As with the award of prejudgment interest itself, the rate of interest is likewise within the court’s sound discretion. Energy Co-op, 130 B.R. At 792 (citations omitted). Some bankruptcy courts have concluded that the coupon yield rate set forth in 28 U.S.C. § 1961 is appropriate. In re Helen Gallagher Enterprises, Inc., 126 B.R. 997, 1005 (Bankr.C.D.Ill. 1991).
Thus, Defendant established under § 547(c)(4) a subsequent new value defense to the preferential transfers. Mr. Larry Stallings joined the Defendant in 1992, and the Defendant’s finance, sales, manufacturing, and accounting departments all reported to him in his capacity as Defendant’s President and Chief Operating Officer. Stallings Tr., p. 4 (line 18); p. 5 (line 24)-p. schwinn ebike Stallings only “occasionally” became involved with contacting Defendant’s customers regarding slow payment of invoices. Stallings Tr., p. 6 (lines 12-15). However, Stallings testified that, several weeks before the Preference Period, he became concerned about the delinquencies owing from the Debtors and called Lamar to inquire about Debtors’ financial condition.

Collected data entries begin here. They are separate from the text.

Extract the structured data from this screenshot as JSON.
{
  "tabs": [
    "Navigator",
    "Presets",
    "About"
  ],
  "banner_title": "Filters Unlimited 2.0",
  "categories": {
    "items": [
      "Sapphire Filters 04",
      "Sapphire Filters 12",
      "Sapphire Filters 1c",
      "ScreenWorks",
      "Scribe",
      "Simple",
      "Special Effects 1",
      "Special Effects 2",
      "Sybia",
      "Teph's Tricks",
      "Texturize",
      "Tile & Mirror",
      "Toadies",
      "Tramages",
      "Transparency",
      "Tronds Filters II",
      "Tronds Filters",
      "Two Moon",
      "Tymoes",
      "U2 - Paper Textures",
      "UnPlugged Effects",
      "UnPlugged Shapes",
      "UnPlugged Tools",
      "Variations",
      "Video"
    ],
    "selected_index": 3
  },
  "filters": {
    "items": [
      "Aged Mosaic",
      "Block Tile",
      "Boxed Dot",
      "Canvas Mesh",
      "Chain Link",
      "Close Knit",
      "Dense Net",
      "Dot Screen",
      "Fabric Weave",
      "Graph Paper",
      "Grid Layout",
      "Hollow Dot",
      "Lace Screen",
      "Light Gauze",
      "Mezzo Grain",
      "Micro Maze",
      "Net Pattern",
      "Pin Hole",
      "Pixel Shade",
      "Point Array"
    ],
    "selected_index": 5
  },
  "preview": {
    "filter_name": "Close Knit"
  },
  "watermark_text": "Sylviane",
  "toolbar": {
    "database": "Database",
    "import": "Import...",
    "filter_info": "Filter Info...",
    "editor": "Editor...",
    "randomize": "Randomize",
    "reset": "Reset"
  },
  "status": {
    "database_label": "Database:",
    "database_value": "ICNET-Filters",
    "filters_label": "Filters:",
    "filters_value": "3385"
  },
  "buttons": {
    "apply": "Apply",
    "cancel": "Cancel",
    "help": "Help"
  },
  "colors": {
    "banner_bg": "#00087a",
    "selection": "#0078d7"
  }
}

Schwinn sold an impressive 1.5 million bicycles in 1974, but would pay the price for failing to keep up with new developments in bicycle technology and buying trends. While every large bicycle manufacturer sponsored or participated in bicycle racing competition of some sort to keep up with the newest trends in technology, Schwinn had restricted its racing activities to events inside the United States, where Schwinn bicycles predominated. As a result, Schwinns became increasingly dated in both styling and technology.
That was a reasonable conclusion on their part given the frequency and urgency of the calls. Thus, the collection calls resulted in the Defendant receiving the transfers instead of other creditors of the Debtors. In this regard alone, Defendant has therefore failed to meet its burden under § 547(c)(2)(B). Contrary to Defendant’s contention, the post-bankruptcy substantive consolidation of the Debtors’ several bankruptcy estates does not support a calculation on a consolidated basis of the Defendant’s new value defense to pre-bankruptcy transactions. As found above, however, Defendant did establish at trial that the alleged new value shipments were actually received by the Debtor or its dealers, and that the new value shipments remained unpaid as of the Petition Date.

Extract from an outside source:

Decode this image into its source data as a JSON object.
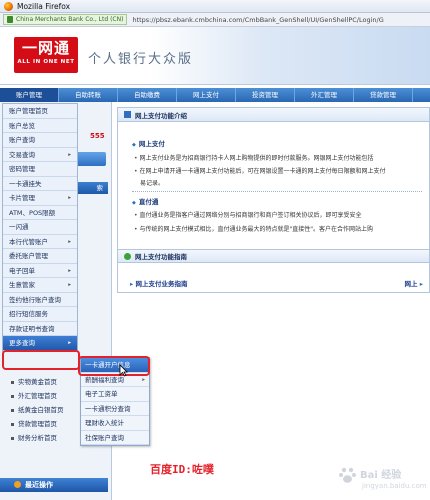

792 (Bankr.N.D.Ohio 1988). In Rafoth, the issue was whether, in a preference action, an “insider” of one of the consolidated debtors must be considered to be an “insider” of all of the consolidated debtors, solely because of the earlier substantive consolidation of the debtors’ bankruptcy estates. Rafoth, 88 B.R. The Rafoth court determined schwinn ebike that an “insider” of one of the consolidated debtors was not an “insider” of each of the other debtors merely as a result of the substantive consolidation order. The court based its conclusion on the lack of a factual finding in its substantive consolidation order that the Debtors constituted a single corporate operation.